Balraj Sahni gave the last lines in `Garm Hava`: M S Sathyu
New Delhi: The famous last line `Insaan kab tak akela jee sakta hai` in M S Sathyu`s landmark Partition film `Garm Hava` was actually contributed by its lead actor Balraj Sahni.
The screening of 1973 classic`s restored version closed the 8th Habitat Film Festival last night and also marked Sahni`s birth centenary in a fitting tribute to the actor who was behind iconic films like `Kabuliwala`, `Do Bigha Zameen` and `Dharti ke Lal` among others.

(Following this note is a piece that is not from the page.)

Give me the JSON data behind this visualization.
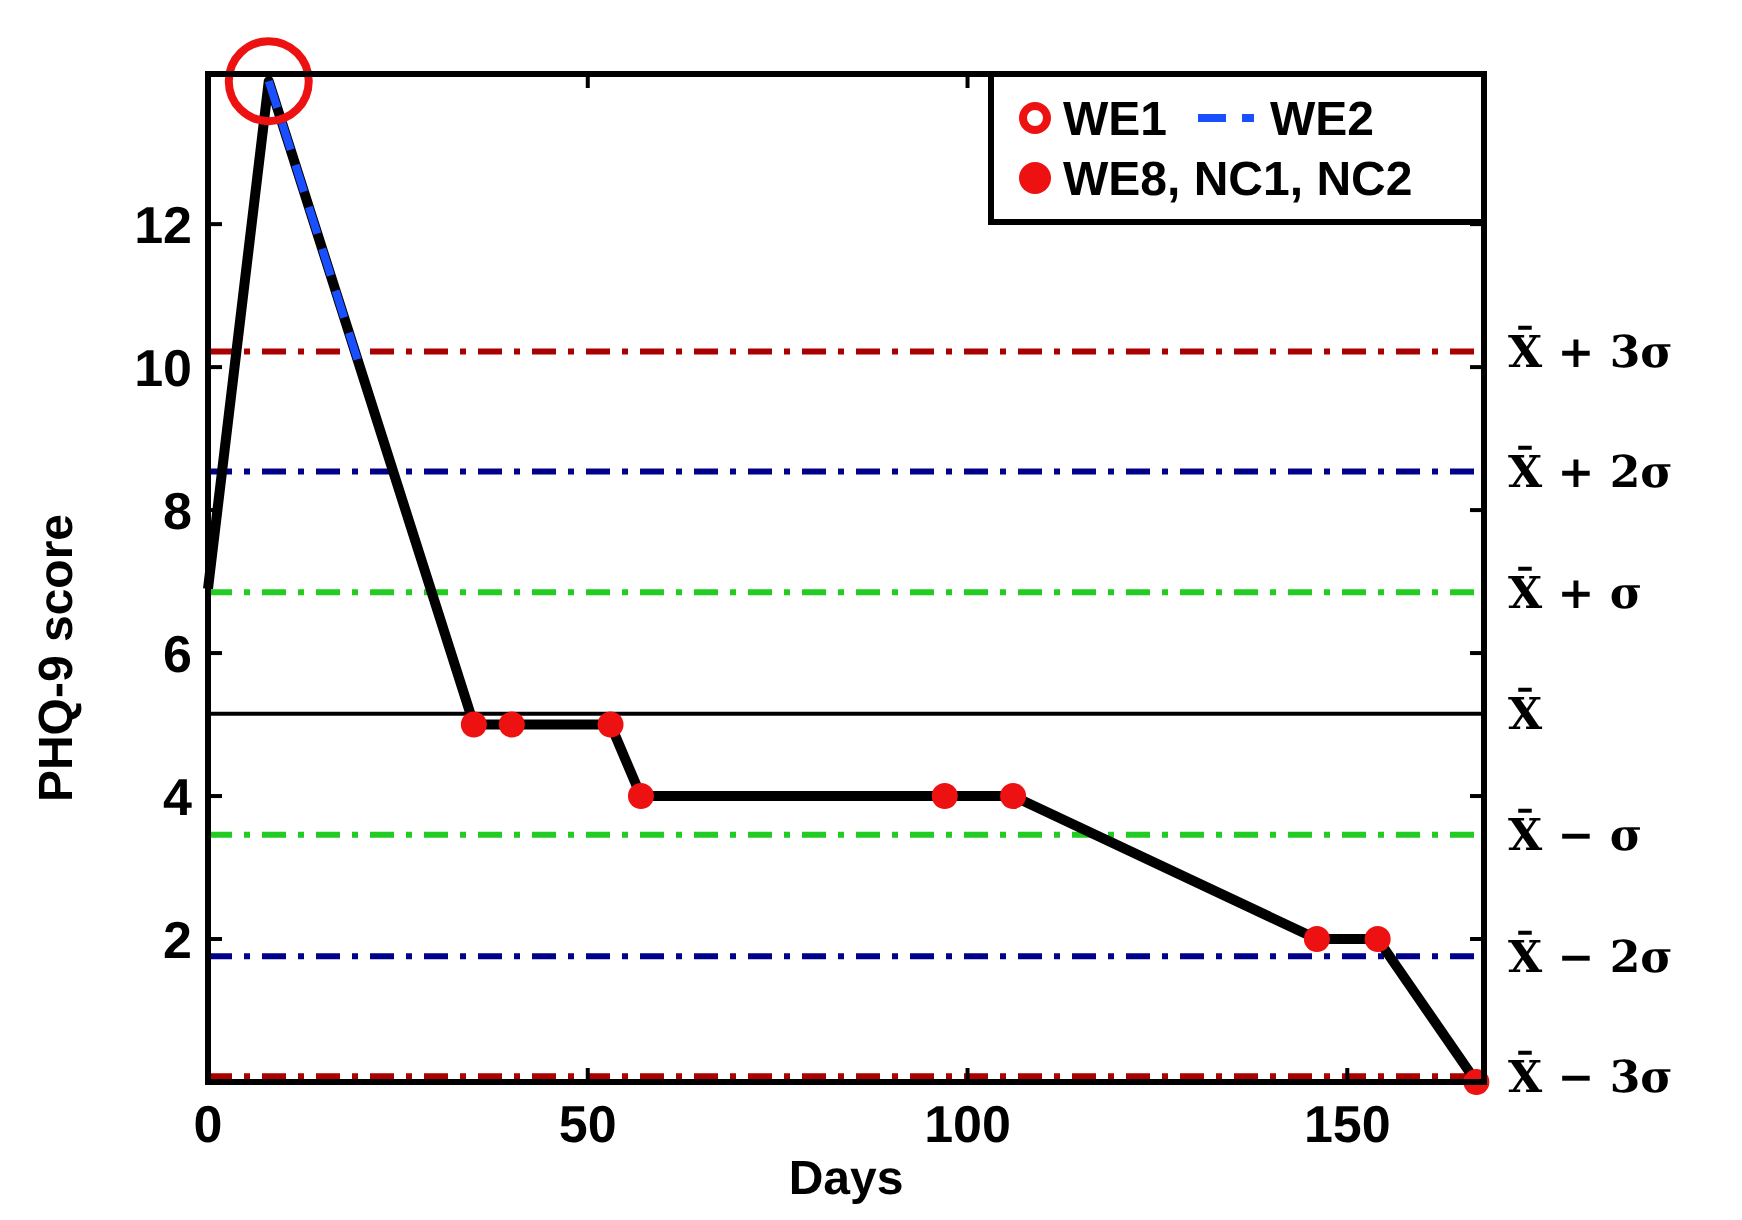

Ironically, Sahni could never see `Garm Hava`, considered his best performance by many, as he died just the next day after finishing the dubbing on the movie.

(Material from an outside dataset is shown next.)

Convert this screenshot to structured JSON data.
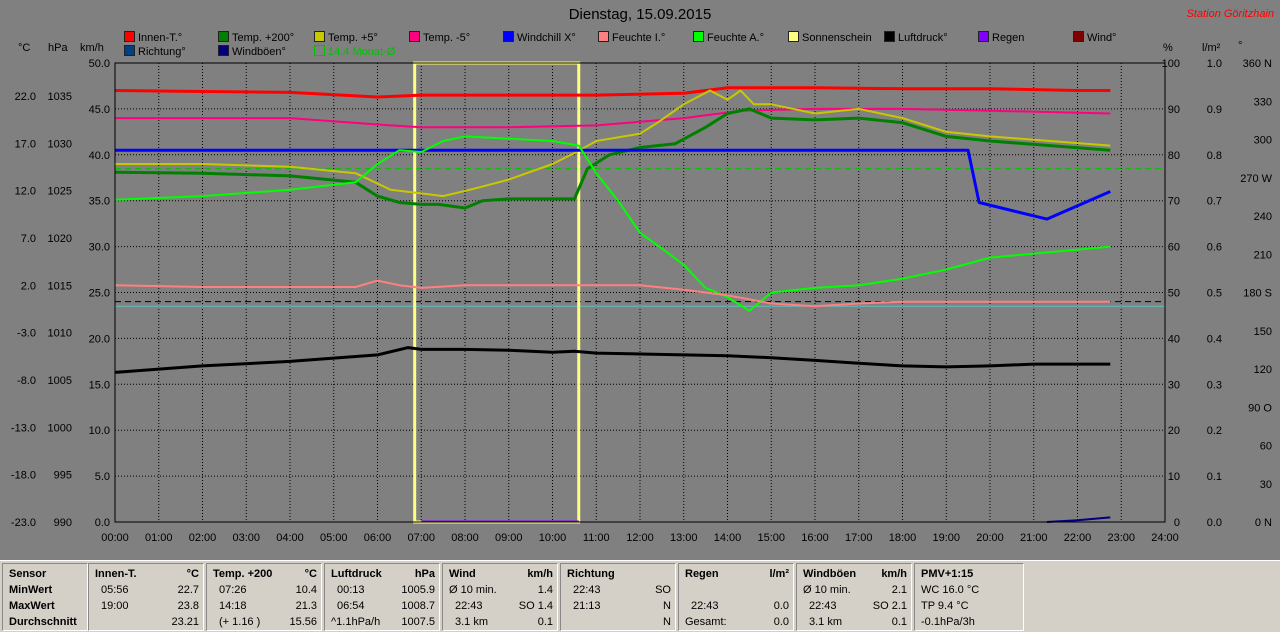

"Balraj Sahni was a true professional and focussed on doing his part well in the movie. The last line `Insaan kab tak akela jee sakta hai` (How long can a human being survive alone?) that comes just before the Urdu couplet was by Sahni. It was not part of the original script," Sathyu said.
`Garm Hava` also starred Shaukat Azmi, Geeta Siddharth, A K Hangal and Jalal Agha as supporting cast.
Kaifi Azmi and Shama Zaidi adapted the screenplay from a short story by Ismat Chughtai. It also marked the debut of Farooq Sheikh.
The story deals with the plight of a North Indian Muslim family immediately after the Partition. Film`s protagonist struggles with the dilemma of whether to move to Pakistan or stay back as he witnesses his business and family disintegrate before him.
Sathyu said the film stirs him even today.
"Even after 40 years I get as emotionally overwhelmed as I used to when I was making the film. People ask me about its relevance today and I say the problems between the two countries still exist," Sathyu said after the screening.
When asked whether the film played any role in solving the problem, the 80-year-old director said an artist`s work was to "provoke conversations" and not necessarily solve it.
"My film is only an art work through which it can provoke a conversation on a subject matter that needs attention in a society, and that`s the role of a filmmaker," he said.
Now digitally restored, the film is a visual treat for cinema lovers as its show Taj Mahal, Fatehpur Sikri, Salim Chisti`s shrine and the busy bylanes of Agra bazaar as they were 40 years ago.
"The film was digitally restored in Mumbai in a lab and the sound was remastered into a Dolby and surround format in Los Angeles, thus enhancing the visual and acoustic quality. Its print was not in a very good condition," Sathyu said.
Talking about the challenges he faced while shooting the movie on a shoestring budget in crowded streets of Agra, Sathyu had interesting stories to share.
"We shot the film in 45 days and normally for a film like this it should take 30 days or so. Shooting in crowded streets of Agra was a concern but we managed it well. And, we shot everything on location. I`m glad that now after restoration people can see the beauty of Agra and Fatehpur Sikri as we had shot it back then," the director said.
Though the film couldn`t get an immediate release in 1973 in India, it was selected for Cannes Film Festival in 1974. It was also Indian entry to the Academy Award for Best Foreign Language Film and won the National Award for Best Feature Film on National Integration.
"The film was not released in India immediately. It first played in Paris. And, then it came to Bangalore and later travelled to Bombay, Delhi and north India," Sathyu said.